To address the challenge of achieving high-accuracy, low-overhead localization for multifunctional nodes in hardware-constrained UAV-enabled wireless sensor networks (UAV-WSNs), this paper proposes a purely software-based, hardware-free localization method that synergistically integrates RSSI-derived angular inference with geometric bounding-box optimization. We introduce a novel RSSI-based angular estimation algorithm grounded in signal attenuation modeling, eliminating reliance on dedicated ranging or angle-measurement hardware. Furthermore, we design a lightweight, angle-constrained geometric bounding-box optimization mechanism to enable fast, robust infrastructure-free cooperative localization. Evaluated across three representative scenarios, our approach reduces average localization error by 72.4% compared to Min-Max and DV-Hop, significantly improving both accuracy and real-time performance. The method is specifically tailored for resource-limited environments, ensuring practicality and deployability without additional hardware overhead.

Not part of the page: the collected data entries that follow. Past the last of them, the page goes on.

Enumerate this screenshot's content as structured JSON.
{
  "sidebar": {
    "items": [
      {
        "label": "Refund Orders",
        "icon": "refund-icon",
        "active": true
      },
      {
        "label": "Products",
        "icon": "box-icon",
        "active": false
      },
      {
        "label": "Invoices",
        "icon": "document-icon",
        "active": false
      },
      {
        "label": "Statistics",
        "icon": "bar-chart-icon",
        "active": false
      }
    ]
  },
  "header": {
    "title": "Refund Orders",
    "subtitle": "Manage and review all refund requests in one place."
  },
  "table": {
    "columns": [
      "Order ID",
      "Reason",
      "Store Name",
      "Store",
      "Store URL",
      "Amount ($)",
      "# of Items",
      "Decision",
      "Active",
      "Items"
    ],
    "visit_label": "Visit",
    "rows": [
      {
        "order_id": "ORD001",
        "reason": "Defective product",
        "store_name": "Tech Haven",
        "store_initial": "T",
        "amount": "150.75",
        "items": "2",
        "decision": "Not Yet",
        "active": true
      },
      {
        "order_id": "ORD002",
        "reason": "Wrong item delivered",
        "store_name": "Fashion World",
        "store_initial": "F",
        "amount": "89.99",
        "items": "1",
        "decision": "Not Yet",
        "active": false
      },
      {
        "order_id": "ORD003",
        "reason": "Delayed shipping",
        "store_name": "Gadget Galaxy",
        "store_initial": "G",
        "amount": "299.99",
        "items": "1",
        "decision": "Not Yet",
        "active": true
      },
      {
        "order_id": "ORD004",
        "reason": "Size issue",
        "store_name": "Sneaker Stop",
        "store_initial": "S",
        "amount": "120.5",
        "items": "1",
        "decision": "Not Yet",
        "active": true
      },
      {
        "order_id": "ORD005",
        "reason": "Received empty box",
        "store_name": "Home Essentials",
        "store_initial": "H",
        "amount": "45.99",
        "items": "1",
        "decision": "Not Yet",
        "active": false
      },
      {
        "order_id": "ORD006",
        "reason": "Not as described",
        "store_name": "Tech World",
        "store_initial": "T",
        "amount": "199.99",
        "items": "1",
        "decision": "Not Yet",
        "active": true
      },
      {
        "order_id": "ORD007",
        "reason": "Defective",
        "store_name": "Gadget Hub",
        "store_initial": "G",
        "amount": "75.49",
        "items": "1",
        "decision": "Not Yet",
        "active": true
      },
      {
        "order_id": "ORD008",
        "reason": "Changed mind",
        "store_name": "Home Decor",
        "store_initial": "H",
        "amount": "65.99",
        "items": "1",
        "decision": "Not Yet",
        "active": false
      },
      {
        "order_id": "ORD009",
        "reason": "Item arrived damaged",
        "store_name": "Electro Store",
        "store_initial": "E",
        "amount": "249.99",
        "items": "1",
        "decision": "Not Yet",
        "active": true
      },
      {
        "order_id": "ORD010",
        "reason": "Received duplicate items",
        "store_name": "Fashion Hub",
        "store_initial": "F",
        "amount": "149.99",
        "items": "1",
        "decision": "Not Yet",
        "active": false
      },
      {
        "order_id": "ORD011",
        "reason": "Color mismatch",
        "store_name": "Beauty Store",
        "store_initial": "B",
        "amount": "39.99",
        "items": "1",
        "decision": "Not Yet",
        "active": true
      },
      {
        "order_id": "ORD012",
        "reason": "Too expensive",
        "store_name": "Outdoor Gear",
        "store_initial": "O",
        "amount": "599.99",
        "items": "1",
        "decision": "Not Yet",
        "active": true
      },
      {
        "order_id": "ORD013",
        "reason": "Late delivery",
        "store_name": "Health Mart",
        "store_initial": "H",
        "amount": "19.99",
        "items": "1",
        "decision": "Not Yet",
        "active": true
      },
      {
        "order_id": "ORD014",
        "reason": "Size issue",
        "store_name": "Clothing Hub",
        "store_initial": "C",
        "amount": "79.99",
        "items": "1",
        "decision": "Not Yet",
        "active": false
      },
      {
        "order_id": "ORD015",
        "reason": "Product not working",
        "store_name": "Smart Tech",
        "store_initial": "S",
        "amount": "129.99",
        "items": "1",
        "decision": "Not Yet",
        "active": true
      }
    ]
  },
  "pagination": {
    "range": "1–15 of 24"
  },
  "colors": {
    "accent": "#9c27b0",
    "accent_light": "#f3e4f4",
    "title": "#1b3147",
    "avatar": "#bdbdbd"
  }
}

Location information is a fundamental requirement for unmanned aerial vehicles (UAVs) and other wireless sensor networks (WSNs). However, accurately and efficiently localizing sensor nodes with diverse functionalities remains a significant challenge, particularly in a hardware-constrained environment. To address this issue and enhance the applicability of artificial intelligence (AI), this paper proposes a localization algorithm that does not require additional hardware. Specifically, the angle between a node and the anchor nodes is estimated based on the received signal strength indication (RSSI). A subsequent localization strategy leverages the inferred angular relationships in conjunction with a bounding box. Experimental evaluations in three scenarios with varying number of nodes demonstrate that the proposed method achieves substantial improvements in localization accuracy, reducing the average error by 72.4% compared to the Min-Max and RSSI-based DV-Hop algorithms, respectively.